Trebizonde Date Report, Elaeagnus orientals Curious about trebizonde date, I managed to find and order some online. Not easy...but go to persian foods sites....and look up "senjed" at The Iran Store site, or Sadaf.com (Sadaf Gourmet Foods) which sells it as Mt. Ash Tree Fruit, which is apparently a common name for the fruit of Eleagnus orientalis in the mid-east, but does not refer to what we know as mt. ash. The dried fruit samples arrived and I have been munching on them since and will describe them here. I will attempt to sprout the seeds after one month refrigerated stratification. They do vaguely resemble dates in appearance. Rusty brown papery skinned fruits are 5/8 to 1" long by about 5/8 dia. Elongated narrow grooved date-like pit. Quite unlike eating a date however. Mildly sweet and not a bad flavor, but nothing to write home about. Mainly it is a textural experience as the dried fruit is very dry and powdery, with a fragmenting papery skin that one masticates, while trying to seperate the cottony pulp from the pit with his tongue and teeth. Easy to inhale the powdered flesh until you get it wet through mastication. There is enough pulp to give it substance, but the flavor and texture initially struck me as hardly worth eating... however, I must admit that they have been growing on me and I kind of enjoy them now. In fact Im eating some as I type, and I have found I can easily eat a dozon or so in a sitting and appreciate them just fine. Its a good nibbly experience, for those who like oral sensation, and the flavor is fair but nothing special. The powdery, mealy, papery, dry effect is something one must get accustomed to, but I can see how these might be a routine munching snack in areas where they are known, and certainly of high value as a famine food or something which will grow where little else is possible. The hardy, even invasive quality of the tree has some merit in the right locations. It certainly would be easy to grow where much else fails. I am quite sure the "King Red" Russian Olive is eleagnus orientalis (there is an HTML on it, and it was probably a selected strain of these Trebizonde dates from Afghanistan, though it was promoted for conservation use until determined to be quite invasive. I obtained some of these King Reds from Forest Farm in Oregon and will grow them

Mr. Mader   Mon Apr 16 2007

I just ordered some from Sadaf foods also, I'm going to try to stratify the seeds, I want to grow this in my back yard. I live in Schofield, WI. & we have very sandy soil. The fruit tastes good..........................

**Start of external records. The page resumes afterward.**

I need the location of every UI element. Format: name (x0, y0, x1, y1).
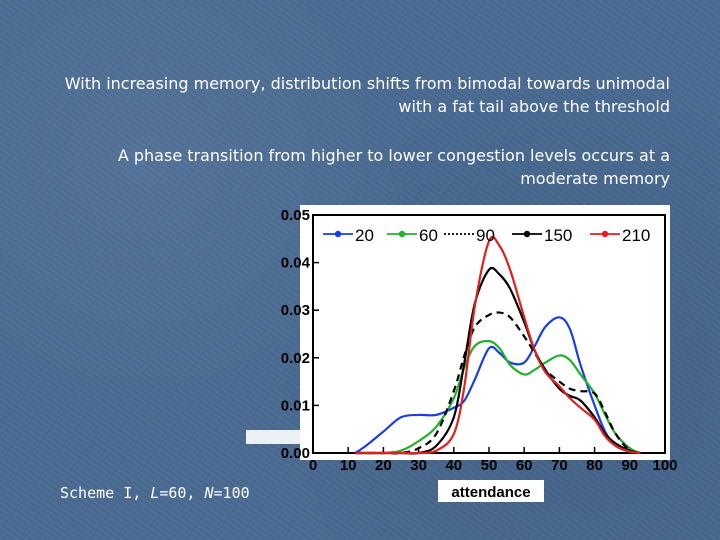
x-tick-label: 0 (309, 457, 317, 474)
x-axis-label: attendance (451, 484, 530, 501)
caption: Scheme I, L=60, N=100 (60, 484, 250, 502)
legend: 20 60 90 150 210 (323, 226, 650, 245)
legend-label-210: 210 (622, 226, 650, 245)
caption-N-value: =100 (213, 484, 250, 502)
series-lines (354, 235, 641, 455)
legend-label-60: 60 (419, 226, 438, 245)
series-line-90 (355, 311, 641, 455)
y-tick-label: 0.01 (281, 397, 310, 414)
legend-label-90: 90 (476, 226, 495, 245)
bullet-text-phase-transition: A phase transition from higher to lower … (117, 146, 670, 188)
left-strip-background (246, 430, 476, 444)
y-tick-label: 0.04 (281, 255, 311, 272)
legend-marker-60 (398, 230, 406, 238)
x-tick-label: 70 (551, 457, 568, 474)
y-tick-label: 0.03 (281, 302, 310, 319)
x-tick-label: 80 (586, 457, 603, 474)
series-line-20 (354, 316, 641, 455)
x-tick-label: 40 (445, 457, 462, 474)
legend-label-150: 150 (544, 226, 572, 245)
x-tick-label: 100 (652, 457, 677, 474)
x-tick-label: 90 (621, 457, 638, 474)
legend-marker-210 (601, 230, 609, 238)
xlabel-background (438, 480, 544, 502)
series-line-60 (355, 339, 641, 455)
x-tick-label: 50 (481, 457, 498, 474)
caption-N-symbol: N (204, 484, 214, 502)
caption-prefix: Scheme I, (60, 484, 151, 502)
axis-ticks: 0 10 20 30 40 50 60 70 80 90 100 0.00 0.01 0.02 0.03 0.… (281, 207, 678, 474)
y-tick-label: 0.02 (281, 350, 310, 367)
x-tick-label: 60 (516, 457, 533, 474)
x-tick-label: 30 (410, 457, 427, 474)
x-tick-label: 10 (340, 457, 357, 474)
x-tick-label: 20 (375, 457, 392, 474)
caption-L-symbol: L (150, 484, 160, 502)
y-tick-label: 0.00 (281, 445, 310, 462)
y-tick-label: 0.05 (281, 207, 310, 224)
legend-marker-20 (334, 230, 342, 238)
legend-label-20: 20 (355, 226, 374, 245)
caption-L-value: =60, (159, 484, 205, 502)
bullet-text-memory-shift: With increasing memory, distribution shi… (64, 74, 670, 116)
series-line-210 (355, 235, 641, 455)
legend-marker-150 (523, 230, 531, 238)
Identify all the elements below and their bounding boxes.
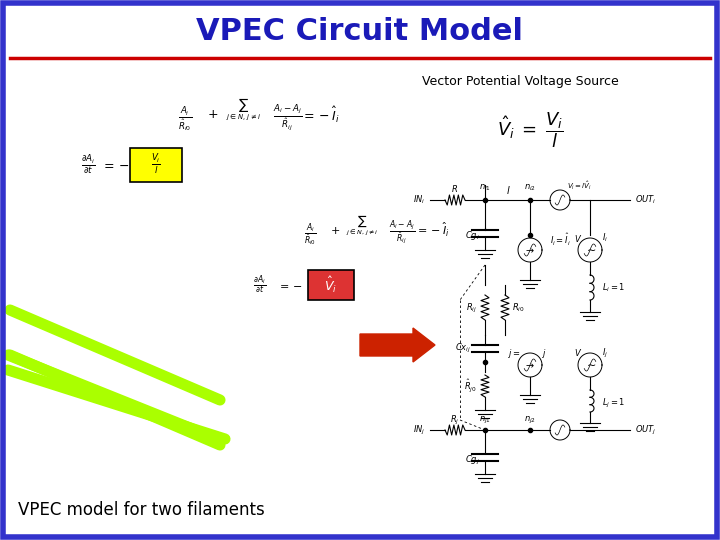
Text: $\frac{\partial A_i}{\partial t}$: $\frac{\partial A_i}{\partial t}$	[253, 274, 266, 296]
Text: $\frac{A_i}{\hat{R}_{i0}}$: $\frac{A_i}{\hat{R}_{i0}}$	[178, 106, 192, 134]
Text: $Cx_{ij}$: $Cx_{ij}$	[455, 341, 471, 355]
Text: $+$: $+$	[330, 225, 340, 235]
Text: $= -$: $= -$	[101, 159, 130, 172]
FancyArrow shape	[360, 328, 435, 362]
Text: $\frac{A_i}{\hat{R}_{i0}}$: $\frac{A_i}{\hat{R}_{i0}}$	[304, 221, 316, 248]
Text: $= -$: $= -$	[277, 280, 303, 290]
Text: $V$: $V$	[574, 233, 582, 244]
Text: $R_j$: $R_j$	[450, 414, 460, 427]
Text: $j$: $j$	[542, 347, 548, 360]
Text: $IN_i$: $IN_i$	[413, 194, 425, 206]
Text: $\sum_{j\in N,\,j\neq i}$: $\sum_{j\in N,\,j\neq i}$	[346, 214, 378, 238]
Text: VPEC model for two filaments: VPEC model for two filaments	[18, 501, 265, 519]
Bar	[308, 270, 354, 300]
Text: $R$: $R$	[451, 183, 459, 193]
Text: $V$: $V$	[574, 348, 582, 359]
Text: $n_{j1}$: $n_{j1}$	[479, 415, 491, 426]
Text: $+$: $+$	[207, 109, 219, 122]
Text: $\hat{V}_i$: $\hat{V}_i$	[325, 275, 338, 295]
Text: $I_i$: $I_i$	[602, 232, 608, 244]
Text: $n_{i2}$: $n_{i2}$	[524, 183, 536, 193]
Text: $R_{ij}$: $R_{ij}$	[467, 301, 477, 314]
Text: $\rightarrow$: $\rightarrow$	[524, 360, 536, 370]
Text: $l$: $l$	[505, 184, 510, 196]
Text: $\frac{A_i - A_j}{\hat{R}_{ij}}$: $\frac{A_i - A_j}{\hat{R}_{ij}}$	[274, 103, 302, 133]
Text: $\frac{V_i}{l}$: $\frac{V_i}{l}$	[151, 153, 161, 177]
Text: $OUT_j$: $OUT_j$	[635, 423, 657, 436]
Text: $R_{i0}$: $R_{i0}$	[512, 302, 524, 314]
Bar	[130, 148, 182, 182]
Text: $I_i=\hat{I}_i$: $I_i=\hat{I}_i$	[550, 232, 571, 248]
Text: $\frac{\partial A_i}{\partial t}$: $\frac{\partial A_i}{\partial t}$	[81, 153, 95, 177]
Text: $\hat{R}_{j0}$: $\hat{R}_{j0}$	[464, 377, 477, 394]
Text: $= -\hat{I}_i$: $= -\hat{I}_i$	[415, 221, 449, 239]
Text: $I_j$: $I_j$	[602, 347, 608, 360]
Text: $n_{j2}$: $n_{j2}$	[524, 415, 536, 426]
Text: $\sim$: $\sim$	[584, 245, 596, 255]
Text: $\sim$: $\sim$	[584, 360, 596, 370]
Text: $= -\hat{I}_i$: $= -\hat{I}_i$	[300, 105, 339, 125]
Text: $n_{i1}$: $n_{i1}$	[479, 183, 491, 193]
Text: $Cg_i$: $Cg_i$	[464, 228, 480, 241]
Text: $Cg_j$: $Cg_j$	[464, 454, 480, 467]
Text: $\hat{V}_i \;=\; \dfrac{V_i}{l}$: $\hat{V}_i \;=\; \dfrac{V_i}{l}$	[497, 110, 563, 150]
Text: $\sum_{j\in N,\,j\neq i}$: $\sum_{j\in N,\,j\neq i}$	[227, 97, 261, 123]
Text: $IN_j$: $IN_j$	[413, 423, 425, 436]
Text: Vector Potential Voltage Source: Vector Potential Voltage Source	[422, 76, 618, 89]
Text: $OUT_i$: $OUT_i$	[635, 194, 657, 206]
Text: $\rightarrow$: $\rightarrow$	[524, 245, 536, 255]
Text: VPEC Circuit Model: VPEC Circuit Model	[197, 17, 523, 46]
Text: $L_j=1$: $L_j=1$	[602, 396, 626, 409]
Text: $L_i=1$: $L_i=1$	[602, 282, 626, 294]
Text: $\frac{A_i - A_j}{\hat{R}_{ij}}$: $\frac{A_i - A_j}{\hat{R}_{ij}}$	[389, 219, 415, 247]
Text: $V_i=l\hat{V}_i$: $V_i=l\hat{V}_i$	[567, 180, 593, 192]
Text: $j=$: $j=$	[508, 347, 521, 360]
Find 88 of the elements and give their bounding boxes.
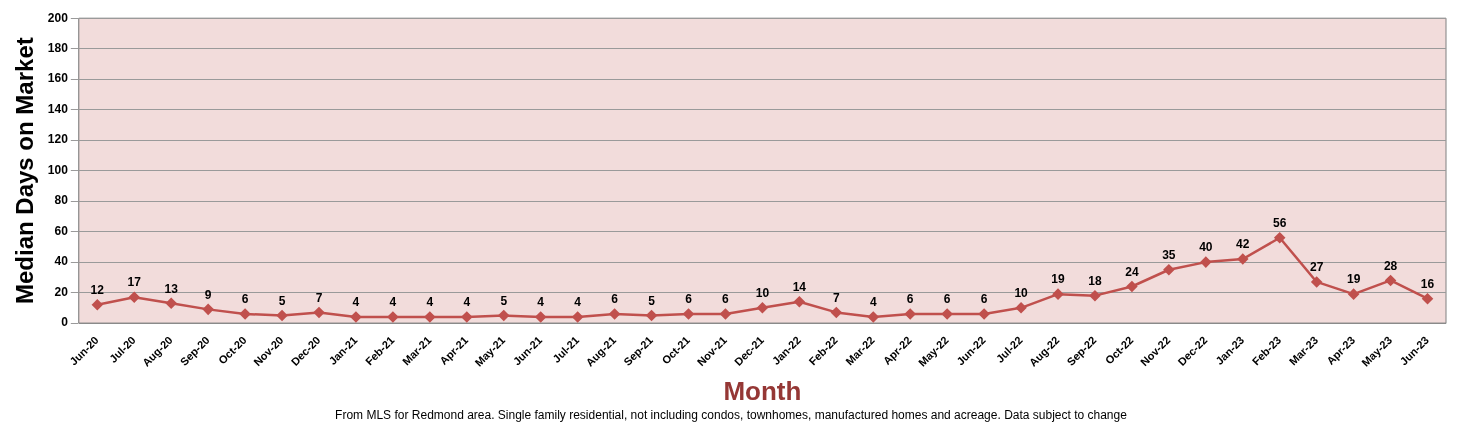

Mr. john   Tue Jun 17 2008

Are you sure if "senjed" are Elaeagnus fruit. Also dried Ziziphus jujuba fruit is sold under this name! The Turkey dried Elaeagnus fruit is sold unter the name "İğde". I am looking for a Elaegnus tree of any edible cultivar, like "Red King", "Sweet Scarlet",... with the best regards

Markus Bohr   Sun Aug 9 2009

Hi, The agroforestry research trust (https://secure.agroforestry.co.uk/plantsdup.html) has both colutivars "Red King", "Sweet Scarlet" in its list for 2009/2010.

Matt Morgan   Mon Dec 14 2009

I am also looking for a tree to plant. The Trebizond date variety of Russian olive comes in cultivar '#1' and "#2' from One Green World.